Lois pulled the laptop screen closed and grabbed the crystal.

"So, I think I have an idea." Chloe nodded for her to continue. "If Jor-El had this crystal all along, why would they kryptonians need the Book of Rao so badly? Hopping to another dimension would be have been as easy as placing this thing in the right slot thingy back at the ice palace."

"Fortress", Chlor automatically corrected, though her mind and her gaze was solely on the coveted Book of Rao, resting innocently on the messy desk.
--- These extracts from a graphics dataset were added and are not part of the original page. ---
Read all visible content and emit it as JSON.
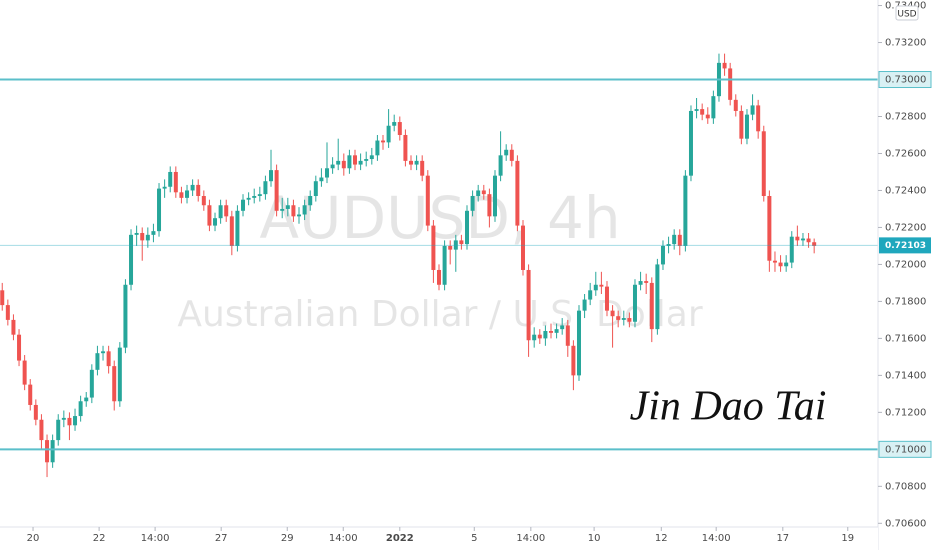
{
  "chart_data": {
    "type": "candlestick",
    "title": "AUDUSD, 4h",
    "subtitle": "Australian Dollar / U.S. Dollar",
    "annotation": "Jin Dao Tai",
    "currency": "USD",
    "up_color": "#26a69a",
    "down_color": "#ef5350",
    "level_color": "#5bbfca",
    "last_color": "#1fa7bd",
    "grid": false,
    "ylim": [
      0.7058,
      0.7343
    ],
    "yticks": [
      {
        "value": 0.734,
        "label": "0.73400"
      },
      {
        "value": 0.732,
        "label": "0.73200"
      },
      {
        "value": 0.728,
        "label": "0.72800"
      },
      {
        "value": 0.726,
        "label": "0.72600"
      },
      {
        "value": 0.724,
        "label": "0.72400"
      },
      {
        "value": 0.722,
        "label": "0.72200"
      },
      {
        "value": 0.72,
        "label": "0.72000"
      },
      {
        "value": 0.718,
        "label": "0.71800"
      },
      {
        "value": 0.716,
        "label": "0.71600"
      },
      {
        "value": 0.714,
        "label": "0.71400"
      },
      {
        "value": 0.712,
        "label": "0.71200"
      },
      {
        "value": 0.708,
        "label": "0.70800"
      },
      {
        "value": 0.706,
        "label": "0.70600"
      }
    ],
    "levels": [
      {
        "value": 0.73,
        "label": "0.73000"
      },
      {
        "value": 0.71,
        "label": "0.71000"
      }
    ],
    "last_price": 0.72103,
    "xlim": [
      -0.4,
      156.4
    ],
    "xticks": [
      {
        "value": 5.5,
        "label": "20"
      },
      {
        "value": 17.3,
        "label": "22"
      },
      {
        "value": 27.3,
        "label": "14:00"
      },
      {
        "value": 39.1,
        "label": "27"
      },
      {
        "value": 50.9,
        "label": "29"
      },
      {
        "value": 60.9,
        "label": "14:00"
      },
      {
        "value": 71.0,
        "label": "2022"
      },
      {
        "value": 84.3,
        "label": "5"
      },
      {
        "value": 94.4,
        "label": "14:00"
      },
      {
        "value": 105.7,
        "label": "10"
      },
      {
        "value": 117.7,
        "label": "12"
      },
      {
        "value": 127.5,
        "label": "14:00"
      },
      {
        "value": 139.4,
        "label": "17"
      },
      {
        "value": 151.0,
        "label": "19"
      }
    ],
    "x": [
      0,
      1,
      2,
      3,
      4,
      5,
      6,
      7,
      8,
      9,
      10,
      11,
      12,
      13,
      14,
      15,
      16,
      17,
      18,
      19,
      20,
      21,
      22,
      23,
      24,
      25,
      26,
      27,
      28,
      29,
      30,
      31,
      32,
      33,
      34,
      35,
      36,
      37,
      38,
      39,
      40,
      41,
      42,
      43,
      44,
      45,
      46,
      47,
      48,
      49,
      50,
      51,
      52,
      53,
      54,
      55,
      56,
      57,
      58,
      59,
      60,
      61,
      62,
      63,
      64,
      65,
      66,
      67,
      68,
      69,
      70,
      71,
      72,
      73,
      74,
      75,
      76,
      77,
      78,
      79,
      80,
      81,
      82,
      83,
      84,
      85,
      86,
      87,
      88,
      89,
      90,
      91,
      92,
      93,
      94,
      95,
      96,
      97,
      98,
      99,
      100,
      101,
      102,
      103,
      104,
      105,
      106,
      107,
      108,
      109,
      110,
      111,
      112,
      113,
      114,
      115,
      116,
      117,
      118,
      119,
      120,
      121,
      122,
      123,
      124,
      125,
      126,
      127,
      128,
      129,
      130,
      131,
      132,
      133,
      134,
      135,
      136,
      137,
      138,
      139,
      140,
      141,
      142,
      143,
      144,
      145
    ],
    "open": [
      0.7186,
      0.7178,
      0.717,
      0.7162,
      0.7148,
      0.7135,
      0.7124,
      0.7116,
      0.7105,
      0.7093,
      0.7105,
      0.7116,
      0.7117,
      0.7113,
      0.7118,
      0.7126,
      0.7128,
      0.7143,
      0.7152,
      0.7153,
      0.7145,
      0.7126,
      0.7155,
      0.7189,
      0.7216,
      0.7217,
      0.7213,
      0.7216,
      0.7218,
      0.7241,
      0.7242,
      0.725,
      0.7239,
      0.7236,
      0.724,
      0.7243,
      0.7237,
      0.7232,
      0.7221,
      0.7225,
      0.7232,
      0.7226,
      0.721,
      0.7229,
      0.7235,
      0.7236,
      0.7237,
      0.7238,
      0.7245,
      0.7251,
      0.7229,
      0.723,
      0.7232,
      0.7226,
      0.7227,
      0.7232,
      0.7237,
      0.7245,
      0.7247,
      0.7252,
      0.7254,
      0.7256,
      0.7252,
      0.7259,
      0.7254,
      0.7256,
      0.7257,
      0.7259,
      0.7267,
      0.7266,
      0.7275,
      0.7277,
      0.727,
      0.7256,
      0.7254,
      0.7256,
      0.7248,
      0.7221,
      0.7197,
      0.7189,
      0.721,
      0.7208,
      0.7213,
      0.7211,
      0.7229,
      0.7237,
      0.724,
      0.7238,
      0.7226,
      0.7248,
      0.7259,
      0.7262,
      0.7256,
      0.7221,
      0.7197,
      0.7159,
      0.7162,
      0.716,
      0.7164,
      0.7163,
      0.7165,
      0.7167,
      0.7156,
      0.714,
      0.7175,
      0.7181,
      0.7186,
      0.7189,
      0.7188,
      0.7175,
      0.7172,
      0.717,
      0.7171,
      0.7169,
      0.7189,
      0.7191,
      0.719,
      0.7165,
      0.72,
      0.721,
      0.7211,
      0.7216,
      0.721,
      0.7248,
      0.7283,
      0.7284,
      0.7281,
      0.7279,
      0.7291,
      0.7309,
      0.7306,
      0.7289,
      0.7283,
      0.7268,
      0.7281,
      0.7286,
      0.7272,
      0.7237,
      0.7202,
      0.7201,
      0.7199,
      0.7201,
      0.7215,
      0.7213,
      0.7214,
      0.7212
    ],
    "high": [
      0.719,
      0.7181,
      0.7173,
      0.7165,
      0.7151,
      0.7138,
      0.7127,
      0.7119,
      0.7108,
      0.7108,
      0.7119,
      0.7121,
      0.712,
      0.7122,
      0.7129,
      0.7131,
      0.7146,
      0.7156,
      0.7156,
      0.7156,
      0.7148,
      0.7158,
      0.7192,
      0.7219,
      0.7221,
      0.722,
      0.722,
      0.7222,
      0.7244,
      0.7246,
      0.7253,
      0.7253,
      0.7242,
      0.7243,
      0.7246,
      0.7246,
      0.724,
      0.7235,
      0.7228,
      0.7235,
      0.7235,
      0.7229,
      0.7232,
      0.7238,
      0.7239,
      0.7241,
      0.7242,
      0.7248,
      0.7262,
      0.7254,
      0.7236,
      0.7236,
      0.7235,
      0.7231,
      0.7235,
      0.724,
      0.7248,
      0.7252,
      0.7266,
      0.7258,
      0.7268,
      0.726,
      0.7262,
      0.7262,
      0.726,
      0.7261,
      0.7263,
      0.727,
      0.727,
      0.7284,
      0.7281,
      0.728,
      0.7273,
      0.7259,
      0.7259,
      0.7259,
      0.7251,
      0.7224,
      0.72,
      0.7213,
      0.7213,
      0.7216,
      0.7216,
      0.7232,
      0.724,
      0.7243,
      0.7243,
      0.7241,
      0.7251,
      0.7272,
      0.7265,
      0.7265,
      0.7259,
      0.7224,
      0.72,
      0.7166,
      0.7165,
      0.7167,
      0.7168,
      0.7168,
      0.7171,
      0.717,
      0.7159,
      0.7178,
      0.7184,
      0.719,
      0.7196,
      0.7196,
      0.7191,
      0.7178,
      0.7175,
      0.7175,
      0.7174,
      0.7192,
      0.7196,
      0.7195,
      0.7193,
      0.7203,
      0.7213,
      0.7215,
      0.7219,
      0.7219,
      0.7251,
      0.7286,
      0.729,
      0.7287,
      0.7285,
      0.7294,
      0.7314,
      0.7314,
      0.7309,
      0.7292,
      0.7286,
      0.7284,
      0.7292,
      0.7289,
      0.7275,
      0.724,
      0.7207,
      0.7205,
      0.7205,
      0.7218,
      0.7221,
      0.7217,
      0.7217,
      0.7214
    ],
    "low": [
      0.7175,
      0.7167,
      0.7159,
      0.7145,
      0.7132,
      0.7121,
      0.7113,
      0.71,
      0.7085,
      0.709,
      0.7102,
      0.7112,
      0.7105,
      0.711,
      0.7115,
      0.7123,
      0.7125,
      0.714,
      0.7148,
      0.7141,
      0.7121,
      0.7123,
      0.7152,
      0.7186,
      0.721,
      0.7202,
      0.7209,
      0.7212,
      0.7215,
      0.7236,
      0.7239,
      0.7236,
      0.7233,
      0.7233,
      0.7237,
      0.7234,
      0.7229,
      0.7218,
      0.7218,
      0.7222,
      0.7223,
      0.7205,
      0.7207,
      0.7226,
      0.7232,
      0.7233,
      0.7234,
      0.7235,
      0.7242,
      0.7226,
      0.7225,
      0.7226,
      0.7223,
      0.7222,
      0.7224,
      0.7229,
      0.7234,
      0.7242,
      0.7244,
      0.7249,
      0.7251,
      0.7248,
      0.7249,
      0.7251,
      0.7251,
      0.7253,
      0.7254,
      0.7256,
      0.7262,
      0.7263,
      0.7272,
      0.7267,
      0.7253,
      0.7251,
      0.7251,
      0.7245,
      0.7218,
      0.719,
      0.7186,
      0.7186,
      0.72,
      0.7196,
      0.7208,
      0.7208,
      0.7226,
      0.7234,
      0.7235,
      0.722,
      0.7223,
      0.7245,
      0.7256,
      0.7253,
      0.7218,
      0.7194,
      0.715,
      0.7155,
      0.7157,
      0.7156,
      0.716,
      0.716,
      0.7162,
      0.715,
      0.7132,
      0.7137,
      0.7171,
      0.7178,
      0.7183,
      0.7184,
      0.7172,
      0.7155,
      0.7166,
      0.7167,
      0.7166,
      0.7166,
      0.7186,
      0.7184,
      0.7158,
      0.7162,
      0.7197,
      0.7206,
      0.7208,
      0.7205,
      0.7207,
      0.7245,
      0.7279,
      0.7278,
      0.7276,
      0.7276,
      0.7288,
      0.7302,
      0.7286,
      0.728,
      0.7265,
      0.7265,
      0.7278,
      0.7268,
      0.7234,
      0.7196,
      0.7196,
      0.7196,
      0.7196,
      0.7198,
      0.721,
      0.721,
      0.7209,
      0.7206
    ],
    "close": [
      0.7178,
      0.717,
      0.7162,
      0.7148,
      0.7135,
      0.7124,
      0.7116,
      0.7105,
      0.7093,
      0.7105,
      0.7116,
      0.7117,
      0.7113,
      0.7118,
      0.7126,
      0.7128,
      0.7143,
      0.7152,
      0.7153,
      0.7145,
      0.7126,
      0.7155,
      0.7189,
      0.7216,
      0.7217,
      0.7213,
      0.7216,
      0.7218,
      0.7241,
      0.7242,
      0.725,
      0.7239,
      0.7236,
      0.724,
      0.7243,
      0.7237,
      0.7232,
      0.7221,
      0.7225,
      0.7232,
      0.7226,
      0.721,
      0.7229,
      0.7235,
      0.7236,
      0.7237,
      0.7238,
      0.7245,
      0.7251,
      0.7229,
      0.723,
      0.7232,
      0.7226,
      0.7227,
      0.7232,
      0.7237,
      0.7245,
      0.7247,
      0.7252,
      0.7254,
      0.7256,
      0.7252,
      0.7259,
      0.7254,
      0.7256,
      0.7257,
      0.7259,
      0.7267,
      0.7266,
      0.7275,
      0.7277,
      0.727,
      0.7256,
      0.7254,
      0.7256,
      0.7248,
      0.7221,
      0.7197,
      0.7189,
      0.721,
      0.7208,
      0.7213,
      0.7211,
      0.7229,
      0.7237,
      0.724,
      0.7238,
      0.7226,
      0.7248,
      0.7259,
      0.7262,
      0.7256,
      0.7221,
      0.7197,
      0.7159,
      0.7162,
      0.716,
      0.7164,
      0.7163,
      0.7165,
      0.7167,
      0.7156,
      0.714,
      0.7175,
      0.7181,
      0.7186,
      0.7189,
      0.7188,
      0.7175,
      0.7172,
      0.717,
      0.7171,
      0.7169,
      0.7189,
      0.7191,
      0.719,
      0.7165,
      0.72,
      0.721,
      0.7211,
      0.7216,
      0.721,
      0.7248,
      0.7283,
      0.7284,
      0.7281,
      0.7279,
      0.7291,
      0.7309,
      0.7306,
      0.7289,
      0.7283,
      0.7268,
      0.7281,
      0.7286,
      0.7272,
      0.7237,
      0.7202,
      0.7201,
      0.7199,
      0.7201,
      0.7215,
      0.7213,
      0.7214,
      0.7212,
      0.721
    ]
  }
}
"Whatever", Lois rolled her eyes. "It doesn't make sense for this to be the ticket there. So…"

Chloe was already nodding, understanding Lois' line of thought. "Portal opens and two can return. This is the return trip."

"Exactly. To get there, we already have the Book of Rao. We just have to figure out how to get one of us pulled in without relocating the entire human race to some other dimension. Once there, this baby here can bring Clark and us back."

"One goes, two come back." Chloe nodded again. "I think this might just be it." She took quick strides to the desk and retrieved the Book of Rao. "So, how do we reprogram this thing?"

Lois deflated a little. "No idea."

"This is good, Lois. This is more progress than we've gotten in months." Lois' smile was dim. It seemed to be no progress at all when Clark was still out there and they couldn't get to him.

What was the point of a return trip, if you couldn't even figure out a way to get there in the first place?